Suara.com - Presiden Prabowo Subianto menegaskan bahwa momentum libur Maulid Nabi Muhammad SAW tidak menjadi alasan bagi pemerintah untuk berhenti bekerja. Menurutnya, bekerja dan menghasilkan karya untuk masyarakat merupakan bagian dari pengabdian kepada bangsa.
Hal itu disampaikan Prabowo saat menghadiri peluncuran dan peletakan batu pertama pembangunan Pembangkit Listrik Tenaga Surya (PLTS) 100 gigawatt peak (GWp) di Jembrana, Bali, Selasa (25/8/2026).
Dalam kesempatan tersebut, Prabowo terlebih dahulu menyampaikan ucapan selamat memperingati Maulid Nabi kepada umat Islam.
“Karena ini adalah Maulid Nabi, kelahiran Rasulullah kita, saya ucapkan selamat kepada seluruh umat Islam di seluruh dunia, juga di mana pun saudara berada,” kata Prabowo.
Namun, Prabowo menekankan bahwa peringatan Maulid Nabi juga perlu dimaknai melalui kerja nyata. Menurutnya, selain berdoa dan menjunjung ajaran agama, pemerintah harus terus berkarya untuk mendorong kemajuan bangsa.
“Di hari besar ini kita tetap bekerja karena kita juga menyadari bahwa kewajiban kita sebagai insan yang bertakwa, selain berdoa, selain kita selalu menjunjung tinggi junjungan kita dan agama kita, kita juga harus berkarya,” ujarnya.

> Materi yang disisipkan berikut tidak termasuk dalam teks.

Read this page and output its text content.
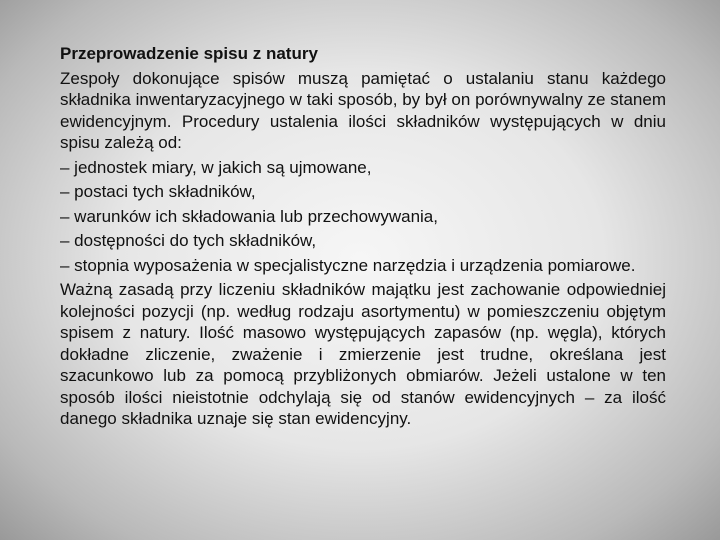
Przeprowadzenie spisu z natury

Zespoły dokonujące spisów muszą pamiętać o ustalaniu stanu każdego składnika inwentaryzacyjnego w taki sposób, by był on porównywalny ze stanem ewidencyjnym. Procedury ustalenia ilości składników występujących w dniu spisu zależą od:

– jednostek miary, w jakich są ujmowane,
– postaci tych składników,
– warunków ich składowania lub przechowywania,
– dostępności do tych składników,
– stopnia wyposażenia w specjalistyczne narzędzia i urządzenia pomiarowe.

Ważną zasadą przy liczeniu składników majątku jest zachowanie odpowiedniej kolejności pozycji (np. według rodzaju asortymentu) w pomieszczeniu objętym spisem z natury. Ilość masowo występujących zapasów (np. węgla), których dokładne zliczenie, zważenie i zmierzenie jest trudne, określana jest szacunkowo lub za pomocą przybliżonych obmiarów. Jeżeli ustalone w ten sposób ilości nieistotnie odchylają się od stanów ewidencyjnych – za ilość danego składnika uznaje się stan ewidencyjny.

Prabowo mengatakan pemerintah harus bekerja keras untuk menghadirkan kemajuan yang dapat dirasakan langsung oleh masyarakat.
“Kita harus bekerja keras untuk mengejar kemajuan nyata untuk rakyat kita,” tegasnya.

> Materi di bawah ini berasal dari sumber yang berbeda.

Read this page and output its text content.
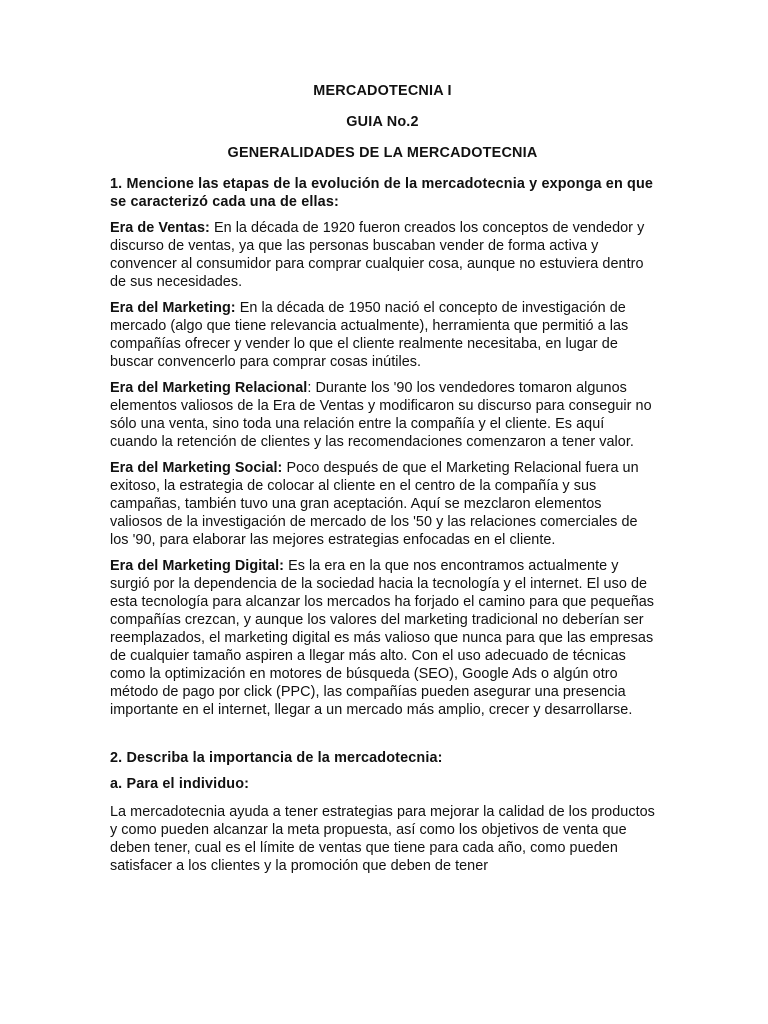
MERCADOTECNIA I
GUIA No.2
GENERALIDADES DE LA MERCADOTECNIA
1. Mencione las etapas de la evolución de la mercadotecnia y exponga en que se caracterizó cada una de ellas:
Era de Ventas: En la década de 1920 fueron creados los conceptos de vendedor y discurso de ventas, ya que las personas buscaban vender de forma activa y convencer al consumidor para comprar cualquier cosa, aunque no estuviera dentro de sus necesidades.
Era del Marketing: En la década de 1950 nació el concepto de investigación de mercado (algo que tiene relevancia actualmente), herramienta que permitió a las compañías ofrecer y vender lo que el cliente realmente necesitaba, en lugar de buscar convencerlo para comprar cosas inútiles.
Era del Marketing Relacional: Durante los '90 los vendedores tomaron algunos elementos valiosos de la Era de Ventas y modificaron su discurso para conseguir no sólo una venta, sino toda una relación entre la compañía y el cliente. Es aquí cuando la retención de clientes y las recomendaciones comenzaron a tener valor.
Era del Marketing Social: Poco después de que el Marketing Relacional fuera un exitoso, la estrategia de colocar al cliente en el centro de la compañía y sus campañas, también tuvo una gran aceptación. Aquí se mezclaron elementos valiosos de la investigación de mercado de los '50 y las relaciones comerciales de los '90, para elaborar las mejores estrategias enfocadas en el cliente.
Era del Marketing Digital: Es la era en la que nos encontramos actualmente y surgió por la dependencia de la sociedad hacia la tecnología y el internet. El uso de esta tecnología para alcanzar los mercados ha forjado el camino para que pequeñas compañías crezcan, y aunque los valores del marketing tradicional no deberían ser reemplazados, el marketing digital es más valioso que nunca para que las empresas de cualquier tamaño aspiren a llegar más alto. Con el uso adecuado de técnicas como la optimización en motores de búsqueda (SEO), Google Ads o algún otro método de pago por click (PPC), las compañías pueden asegurar una presencia importante en el internet, llegar a un mercado más amplio, crecer y desarrollarse.
2. Describa la importancia de la mercadotecnia:
a. Para el individuo:
La mercadotecnia ayuda a tener estrategias para mejorar la calidad de los productos y como pueden alcanzar la meta propuesta, así como los objetivos de venta que deben tener, cual es el límite de ventas que tiene para cada año, como pueden satisfacer a los clientes y la promoción que deben de tener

Sebut Kabinet Hampir Tak Kenal Tanggal Merah
Prabowo kemudian menyinggung ritme kerja jajaran Kabinet Merah Putih yang disebutnya hampir tidak mengenal tanggal merah.
“Memang di Kabinet Merah Putih mungkin hampir tidak ada tanggal merah, dan itu risiko, risiko pengabdian,” kata Prabowo.
Dia menilai menjadi bagian dari pemerintahan merupakan bentuk pengabdian yang menuntut kesiapan untuk bekerja keras demi kepentingan masyarakat.
“Yang tidak sanggup, boleh minggir. Banyak yang ingin menggantikan saudara,” ujar Prabowo.
Prabowo menyampaikan hal tersebut di tengah agenda pemerintah mempercepat pembangunan sektor energi. Salah satunya melalui program pembangunan PLTS berkapasitas total 100 GWp.